10) The big problem with this present debate, however, is that it is a diversion from a much bigger challenge. When it comes to equity, or its absence, the real tension is intra- rather than intergenerational. The inequalities that stand out are those within the rising generation.

11) The benefits of postwar prosperity were unevenly distributed – think of the workers whose jobs were wiped out by the deindustrialisation of the 1980s. The stereotype boomer is a homeowner with a fat pension. In reality, many millions face a retirement in poverty. For these the winter fuel allowance is the only way they can afford to keep warm.

12) These inequalities are becoming deeply entrenched. The luckier boomers can ease their children's path through austerity, university fees and the rest. The fortunate among the new generation will pick up house deposits and, ultimately, property, from their parents.
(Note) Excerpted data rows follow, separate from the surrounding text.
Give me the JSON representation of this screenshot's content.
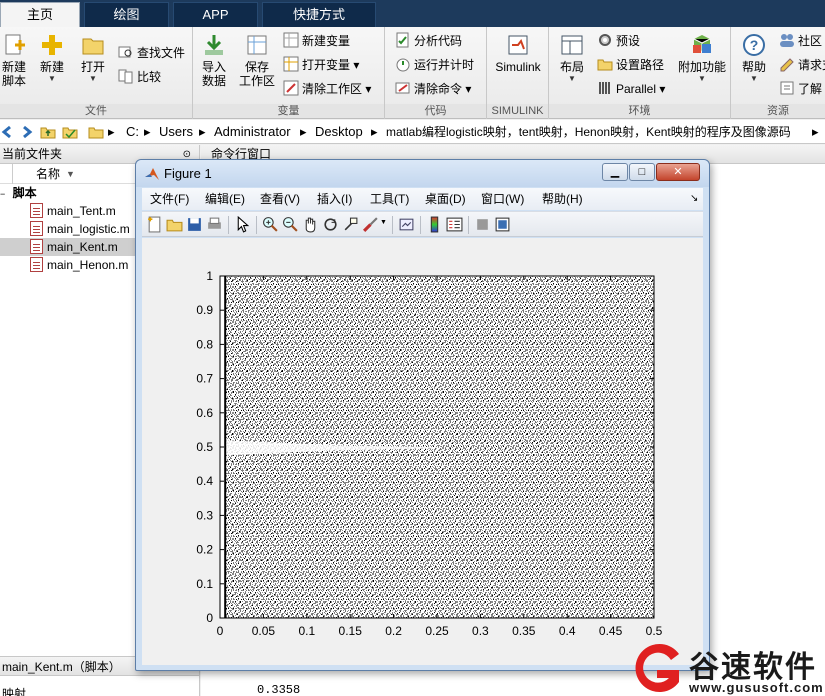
{
  "tabs": [
    {
      "label": "主页",
      "active": true
    },
    {
      "label": "绘图",
      "active": false
    },
    {
      "label": "APP",
      "active": false
    },
    {
      "label": "快捷方式",
      "active": false
    }
  ],
  "ribbon": {
    "file_group": "文件",
    "var_group": "变量",
    "code_group": "代码",
    "simulink_group": "SIMULINK",
    "env_group": "环境",
    "res_group": "资源",
    "new_script": [
      "新建",
      "脚本"
    ],
    "new": "新建",
    "open": "打开",
    "find_files": "查找文件",
    "compare": "比较",
    "import": [
      "导入",
      "数据"
    ],
    "save_ws": [
      "保存",
      "工作区"
    ],
    "new_var": "新建变量",
    "open_var": "打开变量",
    "clear_ws": "清除工作区",
    "analyze_code": "分析代码",
    "run_time": "运行并计时",
    "clear_cmd": "清除命令",
    "simulink": "Simulink",
    "layout": "布局",
    "prefs": "预设",
    "set_path": "设置路径",
    "parallel": "Parallel",
    "addons": "附加功能",
    "help": "帮助",
    "community": "社区",
    "request": "请求支",
    "learn": "了解"
  },
  "address": {
    "segments": [
      "C:",
      "Users",
      "Administrator",
      "Desktop",
      "matlab编程logistic映射，tent映射，Henon映射，Kent映射的程序及图像源码"
    ]
  },
  "left_panel": {
    "title": "当前文件夹",
    "column_name": "名称",
    "folder": "脚本",
    "files": [
      "main_Tent.m",
      "main_logistic.m",
      "main_Kent.m",
      "main_Henon.m"
    ],
    "selected_index": 2,
    "detail_title": "main_Kent.m（脚本）",
    "detail_text": "映射"
  },
  "command_window": {
    "title": "命令行窗口",
    "prompt_text": "0.3358"
  },
  "figure": {
    "title": "Figure 1",
    "menu": [
      "文件(F)",
      "编辑(E)",
      "查看(V)",
      "插入(I)",
      "工具(T)",
      "桌面(D)",
      "窗口(W)",
      "帮助(H)"
    ],
    "colors": {
      "title_bg": "#c3d6ee",
      "close": "#c3442c"
    }
  },
  "chart_data": {
    "type": "scatter",
    "title": "",
    "xlabel": "",
    "ylabel": "",
    "xlim": [
      0,
      0.5
    ],
    "ylim": [
      0,
      1
    ],
    "xticks": [
      "0",
      "0.05",
      "0.1",
      "0.15",
      "0.2",
      "0.25",
      "0.3",
      "0.35",
      "0.4",
      "0.45",
      "0.5"
    ],
    "yticks": [
      "0",
      "0.1",
      "0.2",
      "0.3",
      "0.4",
      "0.5",
      "0.6",
      "0.7",
      "0.8",
      "0.9",
      "1"
    ],
    "description_series": [
      {
        "name": "",
        "x_range": [
          0,
          0.5
        ],
        "y_range": [
          0,
          1
        ],
        "marker_color": "#000000"
      }
    ],
    "grid": false
  },
  "watermark": {
    "brand": "谷速软件",
    "url": "www.gususoft.com"
  }
}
13) The rest will be locked out of a globalised labour market ever less tolerant of a lack of skills, and from a welfare state facing a fierce financial squeeze. The gap that matters is not between fee-paying students and their parents, but between undergraduates and the undereducated young jobless.

14) So yes, Mr Osborne should take up the cudgels against tax and welfare privileges for well-heeled pensioners. But the real energy should go into lifting the life chances of the young underprivileged. The best part of being a baby boomer was the social mobility. We should pass it on.